CB: There are several countries that have the potential and ambition to become major surveillance and intelligence powers on the basis of cloud computing. A problem is that there is also a certain disconnection between the political level and national security authorities which don’t break the harsh truth to ministers that allies always spy on allies. Nevertheless, one of the reasons we do not have a pan-EU industrial policy for cloud computing is because the EU member states do not trust each other that much anyway. From the individuals’ point of view, there’s a fundamental difference between your own country spying on you and a foreign country spying on you. For 40 years in data protection policy we more or less had a rough congruence between territory and legal jurisdiction, which was the guarantee for individual redress of abuses; the advent of cloud computing just floated them apart, and destroyed that 40-year old legal model.
AK: What’s your view on the transparency policies of tech-companies?
CB: It is purely public relations strategy — corporate propaganda aimed at the public sphere — and due to the existence of secret mass-surveillance laws will never be truly transparent. For example, although these companies have nominally disclosed the number of user accounts looked at by the state authorities under PRISM, what has not yet clearly emerged is that the FISA 702 law can command arbitrary searches. Such search queries could combine many different types of location data, transaction data, interests, contacts and search histories of users of Facebook, Google etc. This means that although the numbers of accounts accessed may appear unimpressive, these are merely single components of more sophisticated trawling through the entirety of data. It matters less to what extent PRISM has authorised such searches so far — the point is that the FISA 702 allows this (provided of course one is not an American).
AK: Do you think the general public understands how much privacy they have in the digital world?
CB: There’s been a grinding down of people’s privacy expectations in a systematic way as part of the corporate strategy, which I saw in Microsoft.

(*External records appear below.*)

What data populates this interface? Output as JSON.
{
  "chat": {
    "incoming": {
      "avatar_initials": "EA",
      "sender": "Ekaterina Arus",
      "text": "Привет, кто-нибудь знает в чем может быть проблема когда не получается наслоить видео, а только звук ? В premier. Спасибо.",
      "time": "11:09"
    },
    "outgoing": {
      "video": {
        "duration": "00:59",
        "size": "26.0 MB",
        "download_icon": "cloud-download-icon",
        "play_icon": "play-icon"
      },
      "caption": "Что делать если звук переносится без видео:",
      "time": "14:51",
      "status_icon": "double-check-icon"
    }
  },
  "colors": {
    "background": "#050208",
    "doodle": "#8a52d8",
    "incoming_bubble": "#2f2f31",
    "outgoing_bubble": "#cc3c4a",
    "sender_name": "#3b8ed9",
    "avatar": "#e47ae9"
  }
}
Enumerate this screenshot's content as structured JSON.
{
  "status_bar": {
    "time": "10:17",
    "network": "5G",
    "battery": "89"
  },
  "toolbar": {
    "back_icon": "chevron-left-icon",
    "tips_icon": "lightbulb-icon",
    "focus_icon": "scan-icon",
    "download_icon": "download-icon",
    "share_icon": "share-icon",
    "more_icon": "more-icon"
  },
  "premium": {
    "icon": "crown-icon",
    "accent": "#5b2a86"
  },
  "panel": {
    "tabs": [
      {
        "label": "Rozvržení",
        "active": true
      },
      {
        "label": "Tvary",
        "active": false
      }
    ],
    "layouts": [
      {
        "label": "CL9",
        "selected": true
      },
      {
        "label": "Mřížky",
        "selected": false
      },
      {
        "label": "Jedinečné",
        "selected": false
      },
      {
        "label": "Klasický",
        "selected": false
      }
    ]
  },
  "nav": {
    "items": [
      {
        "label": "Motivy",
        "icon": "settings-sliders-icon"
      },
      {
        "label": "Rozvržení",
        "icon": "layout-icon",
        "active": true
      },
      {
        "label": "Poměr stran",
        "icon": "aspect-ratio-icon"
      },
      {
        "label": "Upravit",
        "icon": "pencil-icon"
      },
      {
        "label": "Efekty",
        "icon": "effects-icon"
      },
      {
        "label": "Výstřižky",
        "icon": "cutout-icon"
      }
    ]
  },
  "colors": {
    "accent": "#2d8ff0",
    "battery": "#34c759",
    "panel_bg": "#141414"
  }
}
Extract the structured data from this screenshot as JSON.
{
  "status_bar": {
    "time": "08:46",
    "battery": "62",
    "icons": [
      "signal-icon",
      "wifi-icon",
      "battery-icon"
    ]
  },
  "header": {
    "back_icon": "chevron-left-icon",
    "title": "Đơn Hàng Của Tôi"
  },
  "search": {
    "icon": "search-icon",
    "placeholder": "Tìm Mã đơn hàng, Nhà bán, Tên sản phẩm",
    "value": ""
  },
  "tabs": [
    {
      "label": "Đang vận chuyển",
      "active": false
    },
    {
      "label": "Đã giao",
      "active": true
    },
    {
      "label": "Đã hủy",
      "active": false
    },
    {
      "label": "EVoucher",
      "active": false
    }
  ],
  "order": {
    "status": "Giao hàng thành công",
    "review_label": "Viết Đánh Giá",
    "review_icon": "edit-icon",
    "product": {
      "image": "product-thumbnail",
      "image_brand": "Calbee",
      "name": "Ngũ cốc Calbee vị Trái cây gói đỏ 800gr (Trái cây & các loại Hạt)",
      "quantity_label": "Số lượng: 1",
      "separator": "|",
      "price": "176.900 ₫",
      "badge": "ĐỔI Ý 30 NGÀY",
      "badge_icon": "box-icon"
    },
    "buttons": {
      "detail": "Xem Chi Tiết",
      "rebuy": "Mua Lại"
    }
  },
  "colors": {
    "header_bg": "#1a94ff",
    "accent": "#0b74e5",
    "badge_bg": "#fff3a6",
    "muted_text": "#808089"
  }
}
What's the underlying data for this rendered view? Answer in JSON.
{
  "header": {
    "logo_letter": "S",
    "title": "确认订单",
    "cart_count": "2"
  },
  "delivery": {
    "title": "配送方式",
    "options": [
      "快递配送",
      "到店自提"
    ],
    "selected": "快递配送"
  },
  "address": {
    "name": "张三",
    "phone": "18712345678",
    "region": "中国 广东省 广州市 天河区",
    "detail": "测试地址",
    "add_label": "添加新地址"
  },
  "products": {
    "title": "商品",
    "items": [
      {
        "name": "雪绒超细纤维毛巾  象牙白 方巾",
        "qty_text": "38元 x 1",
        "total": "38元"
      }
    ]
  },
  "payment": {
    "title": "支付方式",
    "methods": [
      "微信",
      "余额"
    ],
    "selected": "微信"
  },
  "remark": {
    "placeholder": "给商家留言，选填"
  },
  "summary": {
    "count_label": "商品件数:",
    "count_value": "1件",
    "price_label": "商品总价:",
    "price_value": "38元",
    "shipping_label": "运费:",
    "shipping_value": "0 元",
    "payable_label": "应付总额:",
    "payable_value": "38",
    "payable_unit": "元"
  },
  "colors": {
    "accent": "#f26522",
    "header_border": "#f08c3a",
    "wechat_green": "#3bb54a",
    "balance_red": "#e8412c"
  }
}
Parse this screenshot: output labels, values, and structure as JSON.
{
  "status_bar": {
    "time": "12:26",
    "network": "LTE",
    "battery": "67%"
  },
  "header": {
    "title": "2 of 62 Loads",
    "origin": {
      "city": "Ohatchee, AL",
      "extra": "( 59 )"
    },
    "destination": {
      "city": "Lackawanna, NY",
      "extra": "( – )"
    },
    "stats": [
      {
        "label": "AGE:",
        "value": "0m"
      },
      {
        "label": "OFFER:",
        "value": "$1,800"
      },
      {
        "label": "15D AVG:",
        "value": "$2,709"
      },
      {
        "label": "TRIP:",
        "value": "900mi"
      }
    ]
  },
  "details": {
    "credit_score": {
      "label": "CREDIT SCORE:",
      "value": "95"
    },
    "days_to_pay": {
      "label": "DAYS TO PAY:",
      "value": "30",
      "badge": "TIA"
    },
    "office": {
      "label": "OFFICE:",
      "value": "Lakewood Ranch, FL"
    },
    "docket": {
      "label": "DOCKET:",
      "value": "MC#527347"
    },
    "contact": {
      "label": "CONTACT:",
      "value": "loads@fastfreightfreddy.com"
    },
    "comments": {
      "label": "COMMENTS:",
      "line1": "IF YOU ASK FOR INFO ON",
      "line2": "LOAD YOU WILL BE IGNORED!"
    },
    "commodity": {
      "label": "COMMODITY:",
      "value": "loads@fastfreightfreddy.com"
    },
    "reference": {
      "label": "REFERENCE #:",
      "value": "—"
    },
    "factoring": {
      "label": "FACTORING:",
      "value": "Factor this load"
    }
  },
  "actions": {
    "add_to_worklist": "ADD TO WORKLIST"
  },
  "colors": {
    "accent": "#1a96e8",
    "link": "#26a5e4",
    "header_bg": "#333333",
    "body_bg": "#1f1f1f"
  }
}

As for the secret surveillance agenda, most people in the UK do not seem to care about it, because they lack accurate information in the media about what exactly is happening. The reporting is always chronically mangled and pre-spun according to law-enforcement lobbies.
The key socio-political question is not whether and how much privacy one wants for oneself, but whether one would want to live in a society where nobody has any privacy. Such a society would be sterile, conformist and probably repressive and authoritarian. So in this way privacy is properly understood as a meta-right — a right which makes other political and personal rights collectively possible. But of course, much of the discussion tends to be in selfish terms, so it’s always going to be difficult to achieve that level of political sophistication in public discourse.
Alexandra Kulikova is an MSc candidate at the London School of Economics researching internet governance, digital media policies, cyberspace privacy and transparency issues.